Gottsegen told WBRZ that the busts on display at the EBR Main Library are copies, with the original busts going to the men themselves.

The display features multiple men from East Baton Rouge. One of them is named Archie Williams, who was incarcerated back in the early 1980s at the age of 22.

"I was coming from a friend's, I was going to my mother's apartment, I was staying with my mother, and the police just surrounded me. They told me to get on the ground, and I was like, 'Get on the ground for what?' I didn't know what was going on," Williams said.

Williams was convicted of attempted murder, aggravated rape, and aggravated battery. He would spend the next 36 years and 2 months at the Louisiana State Penitentiary at Angola.

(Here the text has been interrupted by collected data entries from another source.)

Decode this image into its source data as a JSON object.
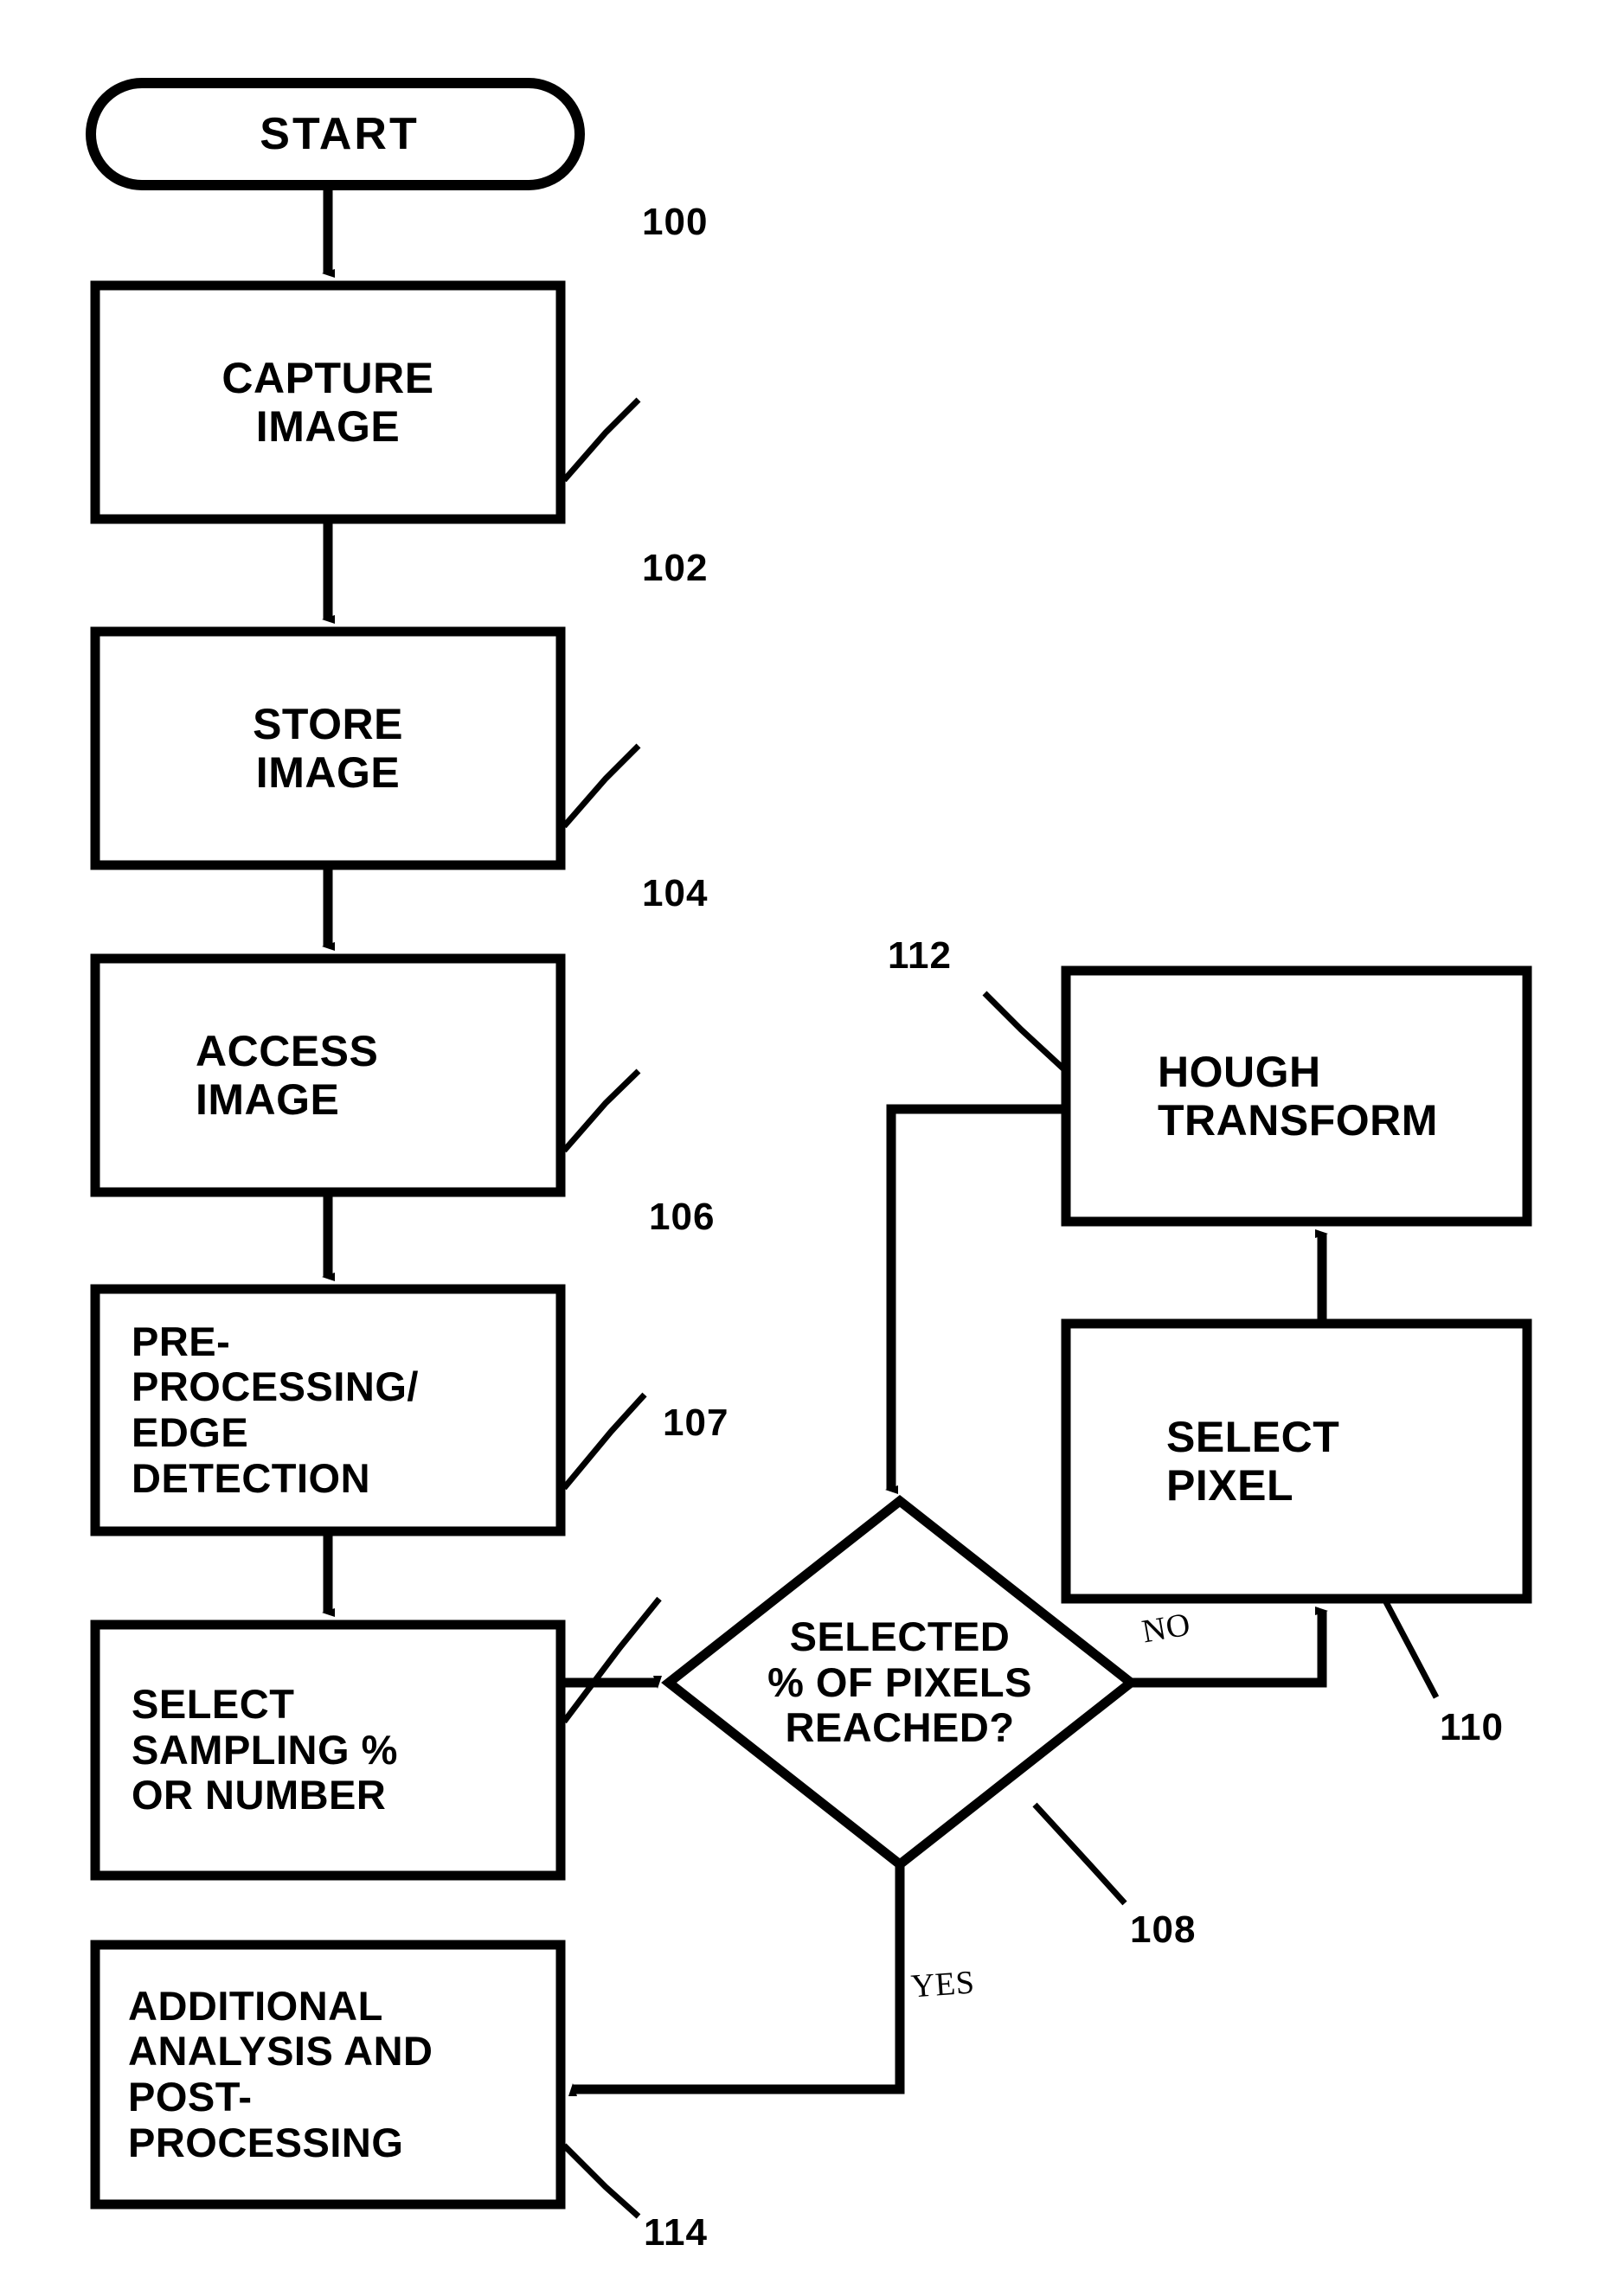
{
  "diagram": {
    "type": "flowchart",
    "title": "Image processing Hough transform flowchart",
    "orientation": "vertical-with-right-loop",
    "line_color": "#000000",
    "background_color": "#ffffff"
  },
  "nodes": {
    "start": {
      "label": "START",
      "shape": "stadium",
      "ref": null
    },
    "capture_image": {
      "label": "CAPTURE\nIMAGE",
      "shape": "rectangle",
      "ref": "100",
      "align": "center"
    },
    "store_image": {
      "label": "STORE\nIMAGE",
      "shape": "rectangle",
      "ref": "102",
      "align": "center"
    },
    "access_image": {
      "label": "ACCESS\nIMAGE",
      "shape": "rectangle",
      "ref": "104",
      "align": "left"
    },
    "preprocessing": {
      "label": "PRE-\nPROCESSING/\nEDGE\nDETECTION",
      "shape": "rectangle",
      "ref": "106",
      "align": "left"
    },
    "select_sampling": {
      "label": "SELECT\nSAMPLING %\nOR NUMBER",
      "shape": "rectangle",
      "ref": "107",
      "align": "left"
    },
    "decision": {
      "label": "SELECTED\n% OF PIXELS\nREACHED?",
      "shape": "diamond",
      "ref": "108",
      "align": "center"
    },
    "select_pixel": {
      "label": "SELECT\nPIXEL",
      "shape": "rectangle",
      "ref": "110",
      "align": "left"
    },
    "hough_transform": {
      "label": "HOUGH\nTRANSFORM",
      "shape": "rectangle",
      "ref": "112",
      "align": "left"
    },
    "post_processing": {
      "label": "ADDITIONAL\nANALYSIS AND\nPOST-\nPROCESSING",
      "shape": "rectangle",
      "ref": "114",
      "align": "left"
    }
  },
  "edges": [
    {
      "from": "start",
      "to": "capture_image",
      "label": ""
    },
    {
      "from": "capture_image",
      "to": "store_image",
      "label": ""
    },
    {
      "from": "store_image",
      "to": "access_image",
      "label": ""
    },
    {
      "from": "access_image",
      "to": "preprocessing",
      "label": ""
    },
    {
      "from": "preprocessing",
      "to": "select_sampling",
      "label": ""
    },
    {
      "from": "select_sampling",
      "to": "decision",
      "label": ""
    },
    {
      "from": "decision",
      "to": "select_pixel",
      "label": "NO"
    },
    {
      "from": "select_pixel",
      "to": "hough_transform",
      "label": ""
    },
    {
      "from": "hough_transform",
      "to": "decision",
      "label": ""
    },
    {
      "from": "decision",
      "to": "post_processing",
      "label": "YES"
    }
  ],
  "branch_labels": {
    "no": "NO",
    "yes": "YES"
  },
  "reference_numerals": [
    "100",
    "102",
    "104",
    "106",
    "107",
    "108",
    "110",
    "112",
    "114"
  ]
}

Williams wrote a letter to the Innocence Project in the 1990s, which soon began to re-examine his case. By 1999, the Innocence Project started requesting that the prosecution share more evidence, including other fingerprints lifted from the scene.

"It took 20 years to get that testing," Williams said.

In 2019, the 19th JDC commissioner ordered the prosecution to submit the fingerprints to a new FBI fingerprint database. The database matched the fingerprints to someone other than Williams. On March 21, 2019, Williams was finally exonerated.

Williams says that many become sad when they hear his story, but he wants people not to feel sorry for him.
"In my time in prison, I really had peace with God and I looked to God for the answer, the solution, and I do believe and trust in God," Williams said.

Since its inception in 2001, the Innocence Project New Orleans said it has freed or exonerated nearly 50 people.
As for the display, it was originally supposed to be taken down on Friday.

"We decided that we would wait and take it down over the weekend, and so now it's coming down on Sunday," Gottsegen said.